Age also makes a crucial difference. Adolescents tend to sleep late if they can, and older adults often wake earlier in the morning than they wish. Seasonal differences have an impact on awakening and sleeping patterns. When sunrise ranges from 5:30 to 7:30 a.m., awakening can also vary, making one a chrono-morning person in June and an evening one in late December. Some tests of chronotypes incorporate testing saliva for melatonin, but so far, the tests have not proven consistent or reliable, according to this review.

Commonsense suggests that by the time we are adults, we know what our chronotype is, even though it may be at odds with the schedule we follow. Moreover, simply because there is an association between what people eat and their chronotype, there is no evidence for causality. Someone may eat chocolate at night because it can be consumed privately when the household is asleep. Leisurely dinners that stretch into the evening may be more likely to be accompanied by wine or other alcoholic beverages than the 5 p.m. supper with children who have to be bathed and put to bed soon after the meal is completed. And people in places such as Argentina and Spain that traditionally begin eating a dinner meal when most of us would be watching the late evening news don’t seem to be any more prone to eating more chocolate and less high-fiber food than the rest of us.

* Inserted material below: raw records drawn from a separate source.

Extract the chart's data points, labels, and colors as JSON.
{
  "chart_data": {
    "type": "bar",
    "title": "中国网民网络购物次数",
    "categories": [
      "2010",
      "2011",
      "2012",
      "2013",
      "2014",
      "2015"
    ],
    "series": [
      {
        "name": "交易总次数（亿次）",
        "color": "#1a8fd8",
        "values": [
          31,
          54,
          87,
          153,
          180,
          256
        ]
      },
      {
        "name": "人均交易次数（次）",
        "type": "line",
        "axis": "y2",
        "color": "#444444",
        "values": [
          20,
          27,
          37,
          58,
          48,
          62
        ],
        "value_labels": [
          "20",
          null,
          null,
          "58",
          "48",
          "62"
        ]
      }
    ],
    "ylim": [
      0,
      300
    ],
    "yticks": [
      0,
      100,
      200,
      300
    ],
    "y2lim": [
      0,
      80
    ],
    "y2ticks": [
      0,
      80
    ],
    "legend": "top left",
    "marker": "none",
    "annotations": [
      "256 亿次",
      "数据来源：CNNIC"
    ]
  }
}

But many of us are aware of daily alterations in our mental performance, appetite, mood, fatigue and energy level, focus, and sleepiness throughout the day that might be imposed by our chronotype. What we may not realize is that what we eat or avoid eating at these times can adjust these shifts in behavior to our advantage. Many years ago, I wrote a book that suggested eating or avoiding certain foods to enhance mental performance and improve mood. The dietary suggestions were based not on chronobiology per se but rather on the effects that eating protein and carbohydrate had on two brain neurotransmitters (norepinephrine and serotonin).

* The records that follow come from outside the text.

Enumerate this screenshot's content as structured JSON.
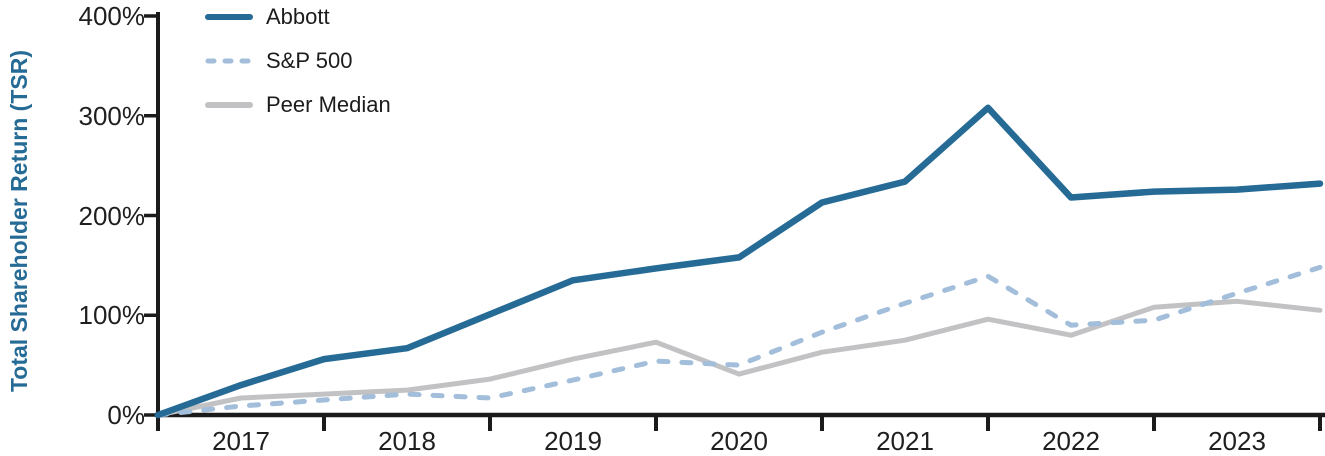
{
  "chart_data": {
    "type": "line",
    "title": "",
    "ylabel": "Total Shareholder Return (TSR)",
    "xlabel": "",
    "grid": false,
    "legend_position": "top-left",
    "ylim": [
      0,
      400
    ],
    "y_tick_labels": [
      "0%",
      "100%",
      "200%",
      "300%",
      "400%"
    ],
    "x_tick_labels": [
      "2017",
      "2018",
      "2019",
      "2020",
      "2021",
      "2022",
      "2023"
    ],
    "x": [
      "2016-12",
      "2017-06",
      "2017-12",
      "2018-06",
      "2018-12",
      "2019-06",
      "2019-12",
      "2020-06",
      "2020-12",
      "2021-06",
      "2021-12",
      "2022-06",
      "2022-12",
      "2023-06",
      "2023-12"
    ],
    "series": [
      {
        "name": "Abbott",
        "color": "#256B95",
        "style": "solid",
        "width": 6.5,
        "values": [
          0,
          30,
          56,
          67,
          101,
          135,
          147,
          158,
          213,
          234,
          308,
          218,
          224,
          226,
          232
        ]
      },
      {
        "name": "S&P 500",
        "color": "#A2BEDA",
        "style": "dashed",
        "width": 5,
        "values": [
          0,
          9,
          15,
          21,
          17,
          35,
          54,
          50,
          83,
          112,
          139,
          90,
          95,
          122,
          148
        ]
      },
      {
        "name": "Peer Median",
        "color": "#C2C2C4",
        "style": "solid",
        "width": 5,
        "values": [
          0,
          17,
          21,
          25,
          36,
          56,
          73,
          41,
          63,
          75,
          96,
          80,
          108,
          114,
          105
        ]
      }
    ]
  },
  "colors": {
    "axis": "#1b1b1b",
    "tick_text": "#1f1f1f",
    "ylabel_text": "#256B95"
  }
}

When protein is consumed, one of the amino acids, tyrosine, increases norepinephrine synthesis and mental performance while carbohydrate intake, by allowing an amino acid tryptophan to get into the brain, increases serotonin, and subsequently calmness and relaxation. Caffeine increases alertness, and high-fat foods tend to make people feel mentally dull if eaten in large amounts. Thus you can, to some degree, enhance productivity, decrease stress, maintain alertness, and avoid fuzzy-headed fatigue that might be associated with your own biological rhythms by diet. Food may not cause you to wake up earlier or be able to stay awake later, but it may be able to alter how you feel in-between.